Joel não era demasiadamente ligado à igreja em si, porém, seu círculo de amizades baseava-se nos colegas de escola e nas pessoas que compartilhavam da fé fervorosa de sua mãe, os últimos sendo aqueles com quem Joel preferia conviver. Joel é um homem de dezenove anos, negro, possui um cabelo mais volumoso que o comum, corpo franzino e os olhos cobertos por óculos de aros pretos e lentes artificialmente embaçadas.

-É legal saber que estão aqui, caras. Gostaria que vocês ficassem mais. – Fala Joel.

-Ah, sabe como é, parceiro, A gente tem que fazer as paradas acontecerem, saca? – Fala Estevão, tentando soar condescendente.

-Sei... Vocês não estão se envolvendo com drogas de novo, estão?

Os dois começam a rir, até que Rafael completa:

-Joel, meu amigo, não se preocupe com o que nós fazemos! Sério, cara cuida da sua vida que a gente cuida da nossa.

Joel sabia muito bem que os dois estavam envolvendo-se com aquilo que, em sua opinião, era encrenca. Porém, não podia conter a curiosidade, havia algo dentro dele que o fazia completamente interessado no submundo de Joanópolis.

-Então beleza. Acho que a gente se vê na escola segunda.

Despedindo-se de Joel, os dois finalmente agradeceram o fato de estarem livres para aproveitar o final de semana, sabiam que Joel era uma testemunha em potencial, portanto pretendiam mantê-lo longe daquilo o máximo que podiam.

Albert Einstein Junior era filho do chefe das drogas: Alberto Everardo. Mais conhecido como Albert Einstein pai.

Junior nunca esperava que seu pai fosse capaz de cometer o desleixo de contratar um funcionário problemático, cujo qual estava consumindo a mercadoria. Nesta noite, ele teria de fazer o trabalho sujo por conta própria e eliminar o sujeito, visando impedir que o negócio de seu pai tivesse qualquer elemento negativo.

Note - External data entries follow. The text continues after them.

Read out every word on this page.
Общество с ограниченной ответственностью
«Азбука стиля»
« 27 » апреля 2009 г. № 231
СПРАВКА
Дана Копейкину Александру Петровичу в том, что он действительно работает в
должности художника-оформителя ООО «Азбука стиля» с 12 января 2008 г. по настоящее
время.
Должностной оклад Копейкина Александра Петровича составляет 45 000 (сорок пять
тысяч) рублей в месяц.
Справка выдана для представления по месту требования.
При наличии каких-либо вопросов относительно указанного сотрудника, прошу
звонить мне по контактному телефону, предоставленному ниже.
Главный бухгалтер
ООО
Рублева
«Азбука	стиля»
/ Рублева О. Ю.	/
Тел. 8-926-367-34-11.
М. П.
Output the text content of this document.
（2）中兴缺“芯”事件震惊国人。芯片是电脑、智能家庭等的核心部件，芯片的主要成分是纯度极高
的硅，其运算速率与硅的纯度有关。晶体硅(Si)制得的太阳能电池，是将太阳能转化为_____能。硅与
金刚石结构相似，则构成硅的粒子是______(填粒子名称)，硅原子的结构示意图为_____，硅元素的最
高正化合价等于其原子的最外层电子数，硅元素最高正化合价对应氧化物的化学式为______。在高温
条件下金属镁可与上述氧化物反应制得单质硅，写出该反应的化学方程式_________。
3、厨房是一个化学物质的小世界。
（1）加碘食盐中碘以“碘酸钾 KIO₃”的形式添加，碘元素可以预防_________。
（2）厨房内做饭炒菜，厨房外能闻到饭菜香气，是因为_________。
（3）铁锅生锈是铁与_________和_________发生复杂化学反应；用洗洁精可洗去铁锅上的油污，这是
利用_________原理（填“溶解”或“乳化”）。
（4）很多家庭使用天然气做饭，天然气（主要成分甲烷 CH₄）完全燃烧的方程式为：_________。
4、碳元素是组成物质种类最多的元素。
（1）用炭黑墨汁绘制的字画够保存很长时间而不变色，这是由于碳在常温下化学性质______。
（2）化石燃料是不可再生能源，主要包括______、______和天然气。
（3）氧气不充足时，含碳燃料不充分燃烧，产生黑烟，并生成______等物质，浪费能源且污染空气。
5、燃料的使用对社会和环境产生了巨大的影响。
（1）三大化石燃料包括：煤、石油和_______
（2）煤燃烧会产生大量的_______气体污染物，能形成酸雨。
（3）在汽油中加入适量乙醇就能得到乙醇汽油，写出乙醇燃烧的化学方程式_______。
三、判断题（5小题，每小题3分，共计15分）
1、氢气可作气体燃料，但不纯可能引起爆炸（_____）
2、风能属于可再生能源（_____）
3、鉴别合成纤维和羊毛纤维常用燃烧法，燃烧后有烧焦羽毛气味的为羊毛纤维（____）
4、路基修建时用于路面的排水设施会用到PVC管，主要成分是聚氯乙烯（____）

O objetivo de Junior era herdar o império de seu pai, mesmo que tivesse de chegar a conseqüências devastadoras, para tanto, convocou a ajuda de alguns amigos, para que estes fossem de apoio, já que o “nóia” sempre andava acompanhado de outro dos recém-empregados, ambos poderiam representar desafio para Junior.

-Vamos ver quantos nervos de carne humana às balas dessa belezinha aqui são capazes de perfurar. – Falou Marrom, um dos camaradas de Junior, enquanto segurava uma pistola estilo Taurus 40, cuja qual havia roubado de um policial que ele jurava ter matado a sangue frio.

Marrom era um negro desdentado, tinha o cabelo alto e felpudo, suas tendências psicóticas eram reveladas na maneira em que falava, alegava insistentemente que possuía uma lista enorme de pessoas as quais já havia matado.

-Aí, Albert, não vai rolar nada pra mim? – Falou Branquelo, um sujeito de pele branca azeda, cabelo castanho, vestia-se com uma camisa sem manga e uma bermuda azul, usava chinelo de dedos, coisa que nenhum dos demais usava. Branquelo queria, por tudo, ajudar a sustentar sua família, o meio mais fácil era entrando para o tráfico em Joanópolis, jurava a si mesmo que iria subir de cargo na empresa e, para isso, bajulava a todos os seus superiores e era, de todos, o mais obediente.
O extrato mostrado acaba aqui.